Une première façon d’envisager le problème consiste à considérer les manières dont, aujourd’hui plus que par le passé, le polymorphisme subvertit des organisations psychiques apparemment bien établies, jusqu’à des dysharmonies régressives et à des radicalisations larvées ou extrêmes, ce qui peut être déroutant pour les cliniciens.
Une psychothérapie d’adolescent illustrera cette conjecture, mettant en évidence tant l’impact actuel du pubertaire et d’une crise familiale, que l’impact actualisé de la sexualité infantile.
Une seconde façon d’élaborer cette discussion sera de la relier aux caractéristiques des formes actuelles du malaise dans la civilisation devenu mal-être, parfois destruction, lorsque l’autorité, le surmoi, la Loi, la tiercéité n’apportent pas toute l’aide espérée.
La clinique psychanalytique permet de penser la domination du polymorphisme et de ses images (comme celles diffractées et sans fond réel des écrans d’internet), avant que des fantasmes bien inscrits dans l’histoire personnelle puissent se graver.
L’expérience vécue du clinicien exorcise la fascination par le décalage qu’autorisent l’analyse personnelle, la réflexivité et la formation, mais celui-ci éprouve néanmoins parfois une sidération ou, à minima, une surprise qui invite à penser. L’Œdipe déformé souffre, et jouit, d’une attraction par des objets hallucinatoires déréels, rejetons pervertis de la proximité infantile avec les corps des parents, surtout lorsqu’il y a eu des discontinuités, des fêlures dans les relations d’objets précoces. Un cas d’hystérie aux confins de la psychose illustrera ce point de vue.
Par conséquent, on se représente une organisation problématique chez le patient névrosé et une absence d’organisation chez le patient limite et narcissique. Tout en maintenant de façon bien établie le principe de rationalité, nous progressons en nous défaisant le plus possible de nos préjugés, de nos préconceptions, des buts à donner au traitement thérapeutique. Les psychanalystes contemporains n’ont sans doute plus tout à fait les mêmes valeurs que les premiers psychanalystes : la question doit être posée, la réponse est en devenir.

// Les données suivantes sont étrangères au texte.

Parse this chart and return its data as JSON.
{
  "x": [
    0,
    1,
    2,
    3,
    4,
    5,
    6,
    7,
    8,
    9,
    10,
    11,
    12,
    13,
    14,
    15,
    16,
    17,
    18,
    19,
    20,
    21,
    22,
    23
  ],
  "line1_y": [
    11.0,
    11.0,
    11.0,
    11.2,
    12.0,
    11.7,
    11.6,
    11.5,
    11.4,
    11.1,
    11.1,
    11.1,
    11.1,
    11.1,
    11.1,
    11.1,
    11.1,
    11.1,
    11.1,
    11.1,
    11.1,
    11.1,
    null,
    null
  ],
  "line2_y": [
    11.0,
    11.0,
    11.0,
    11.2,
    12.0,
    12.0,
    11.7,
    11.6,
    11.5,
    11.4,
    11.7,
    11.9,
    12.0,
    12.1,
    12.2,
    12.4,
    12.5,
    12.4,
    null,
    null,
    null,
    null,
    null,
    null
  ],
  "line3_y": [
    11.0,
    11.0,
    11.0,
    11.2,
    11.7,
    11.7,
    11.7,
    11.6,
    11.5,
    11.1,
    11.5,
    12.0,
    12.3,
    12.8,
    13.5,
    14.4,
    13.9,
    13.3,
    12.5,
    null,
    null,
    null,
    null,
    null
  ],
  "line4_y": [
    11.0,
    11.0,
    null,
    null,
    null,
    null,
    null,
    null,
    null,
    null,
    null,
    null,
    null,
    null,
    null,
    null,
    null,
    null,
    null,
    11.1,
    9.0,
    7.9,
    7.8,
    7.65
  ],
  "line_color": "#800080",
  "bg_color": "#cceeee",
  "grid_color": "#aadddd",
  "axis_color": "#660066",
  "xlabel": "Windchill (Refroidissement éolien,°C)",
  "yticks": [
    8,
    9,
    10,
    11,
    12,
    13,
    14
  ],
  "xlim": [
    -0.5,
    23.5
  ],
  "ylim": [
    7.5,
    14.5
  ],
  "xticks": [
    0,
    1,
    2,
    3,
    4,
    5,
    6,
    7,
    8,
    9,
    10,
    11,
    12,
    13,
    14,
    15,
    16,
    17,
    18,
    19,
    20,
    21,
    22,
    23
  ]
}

Ainsi le complexe d’Œdipe dans la clinique contemporaine est autant un problème pour le psychanalyste qui hésite entre des visées diverses et des interventions différentes (plus ou moins situées dans l’axe développemental œdipien) qu’un problème pour le patient en proie à des déformations de son organisation post-œdipienne inachevée et hantée par la pulsion de mort et par des motions centrifuges.
Plusieurs exemples cliniques seront fournis de ce phénomène qu’affecte une psychologie collective mondialisée aujourd’hui si fortement secouée au-delà des professions de psychanalystes, de psychologues, de psychiatres, de psychothérapeutes psychanalytiques ou d’autres disciplines.